Les commentaires suivants ont été inscrits sur les nappes en papier par les participants pendant leurs discussions ou ont été exprimés lors des discussions de récapitulation avec le groupe en entier après avoir abordé chaque sujet. 

1. Prévoir les tendances

Quelles tendances dans notre industrie ou notre économie devons-nous prévoir?
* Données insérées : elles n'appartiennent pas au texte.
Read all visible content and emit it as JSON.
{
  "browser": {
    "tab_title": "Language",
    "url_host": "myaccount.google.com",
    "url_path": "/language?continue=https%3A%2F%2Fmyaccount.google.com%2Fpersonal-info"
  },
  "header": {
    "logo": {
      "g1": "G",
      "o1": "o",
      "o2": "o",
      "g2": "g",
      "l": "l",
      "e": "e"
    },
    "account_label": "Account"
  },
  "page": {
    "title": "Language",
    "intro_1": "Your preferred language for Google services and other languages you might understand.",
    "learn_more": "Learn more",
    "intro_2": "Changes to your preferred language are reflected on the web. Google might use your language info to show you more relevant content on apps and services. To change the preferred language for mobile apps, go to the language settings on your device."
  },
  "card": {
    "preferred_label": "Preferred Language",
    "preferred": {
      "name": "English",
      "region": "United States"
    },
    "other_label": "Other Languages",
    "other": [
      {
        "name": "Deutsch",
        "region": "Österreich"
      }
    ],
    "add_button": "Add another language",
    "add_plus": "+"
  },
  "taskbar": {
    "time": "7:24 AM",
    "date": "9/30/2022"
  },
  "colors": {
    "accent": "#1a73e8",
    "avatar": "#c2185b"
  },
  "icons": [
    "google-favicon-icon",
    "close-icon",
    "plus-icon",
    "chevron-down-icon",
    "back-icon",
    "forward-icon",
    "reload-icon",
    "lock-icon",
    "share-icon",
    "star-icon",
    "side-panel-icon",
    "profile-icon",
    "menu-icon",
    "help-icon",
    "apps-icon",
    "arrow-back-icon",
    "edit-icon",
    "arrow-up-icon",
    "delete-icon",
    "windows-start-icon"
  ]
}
  • Le nombre de visiteurs est peut-être en voie d’atteindre son sommet.
  • Le nombre de sites de plongée accessibles baisse (il n’y a pas de points d’amarrage).
  • Il y a un besoin croissant de diversifier les produits et les emplacements dans la région géographique en raison des vents imprévisibles.
  • Changement de la durée des saisons en raison du changement climatique?
  • Saisons d’activité plus courtes.
  • Baisse de la température de l’eau.
  • Température de l’air plus basse au printemps.
  • Printemps et automnes plus frais.
  • Besoin accru de cours d’initiation à la plongée.
  • Diminution du nombre de plongeurs techniques et augmentation du nombre de plongeurs novices.
  • Excursions d’une journée pour les groupes.
  • Augmentation du nombre de plongeurs avec tuba.
  • Encourager les « voyages d’expérience ».
  • Réduire notre empreinte carbone.
  • Empreinte des visiteurs.
  • Empreinte opérationnelle des entreprises locales.
  • Encourager les soumissions sans émission.
  • Visiteurs d’un jour.
  • La fréquentation a déjà atteint son sommet.
  • Voyages hors-saison (avec un peu de chance).
  • Besoin croissant de planification.
  • Croissance du tourisme vert.
  • Les visiteurs d’un jour viennent ici pour les photos et les activités récréatives.
  • Les niveaux d’eau augmentent. 
  • La température de l’eau augmente. 
  • Printemps et automnes plus frais/saison plus courte. 
  • Nombre croissant de visiteurs d’un jour. 
  • Réduire l’empreinte carbone. 
  • Soumissions sans émission.
  • Réservations en ligne/planification.
2. Trouver des points communs

Quelles valeurs avons-nous en commun, actuellement et à l’avenir?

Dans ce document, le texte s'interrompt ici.